After doing, I thought, very well at this new life, even managing to cook dinner for myself once or twice, and getting a lot of work done, I am suddenly trapped in wave after wave of sorrow, welling up unexpectedly, overwhelming me at inopportune times. Talking with friends is sometimes difficult.
I am haunted by the memory of my beautiful man, hunched over and lurching down the hall, calling urgently after a dark-haired caregiver who is scurrying to another patient, “Delores! Delores!”
“Hi Don,” I call, holding out my hand. He wavers, between me and the hall where the caregiver disappeared, back and forth, back and forth.

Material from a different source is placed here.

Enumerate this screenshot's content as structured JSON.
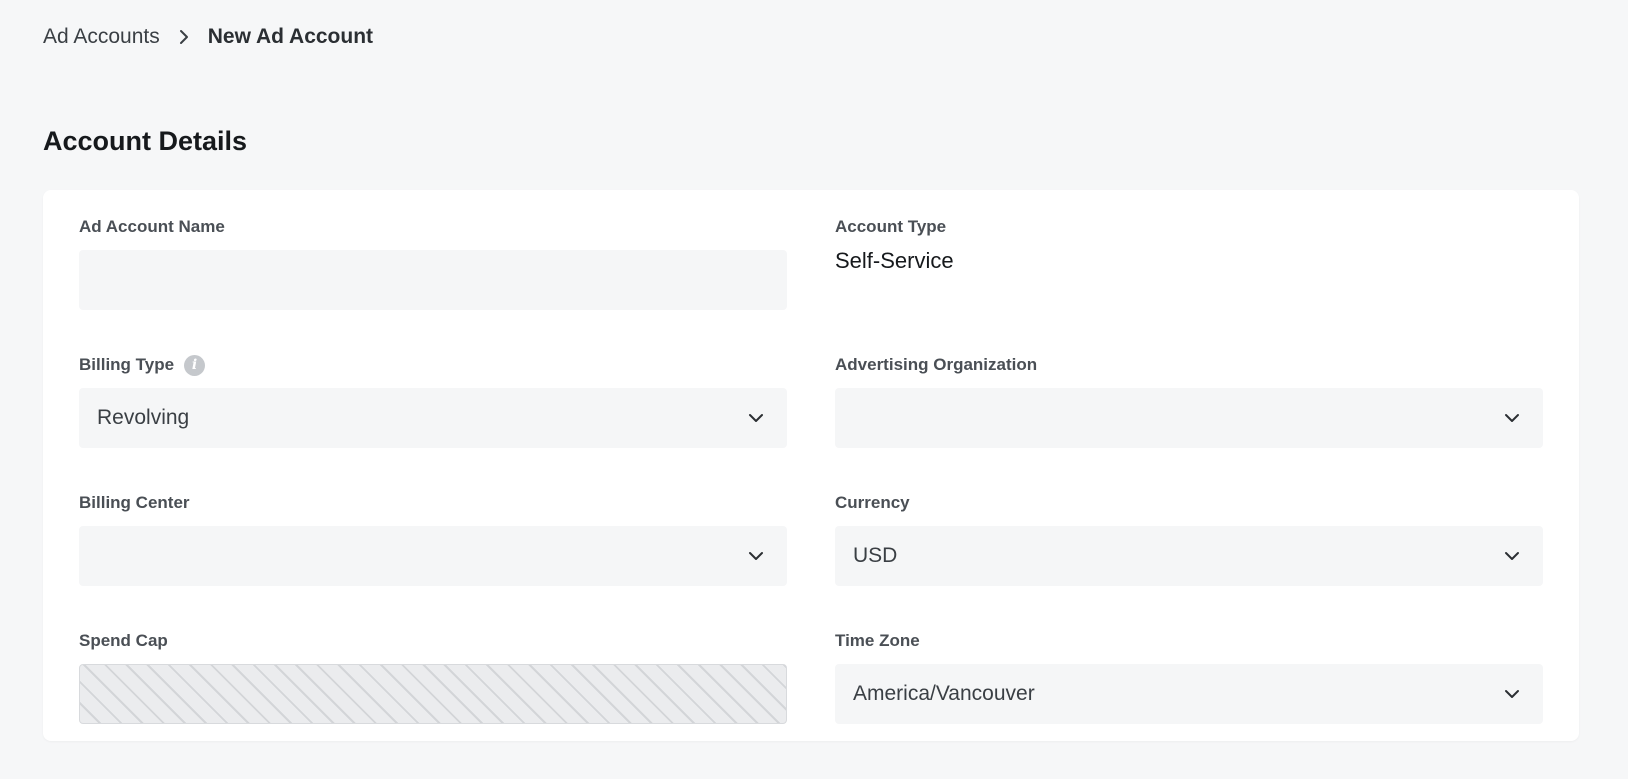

Lately it is obvious that although he is usually delighted to see me, kissing my hands joyously, he also forgets I am there and wanders off, to confuse another woman with me. This is a mercy for him if he can find comfort in that, and hopefully makes the job a little easier for the caregivers.
But it leaves me remembering our many joyous years and thinking, how did this happen? How did we end up like this? And then i realise I no longer have long dark hair. It has turned grey, as it should, in the passage of time. And all creatures must die, to make room for the young.
I am reminded of words a therapist told me: “Of course you are in grief. Your husband is dying, the long, slow, hard way, fading like the Cheshire cat.”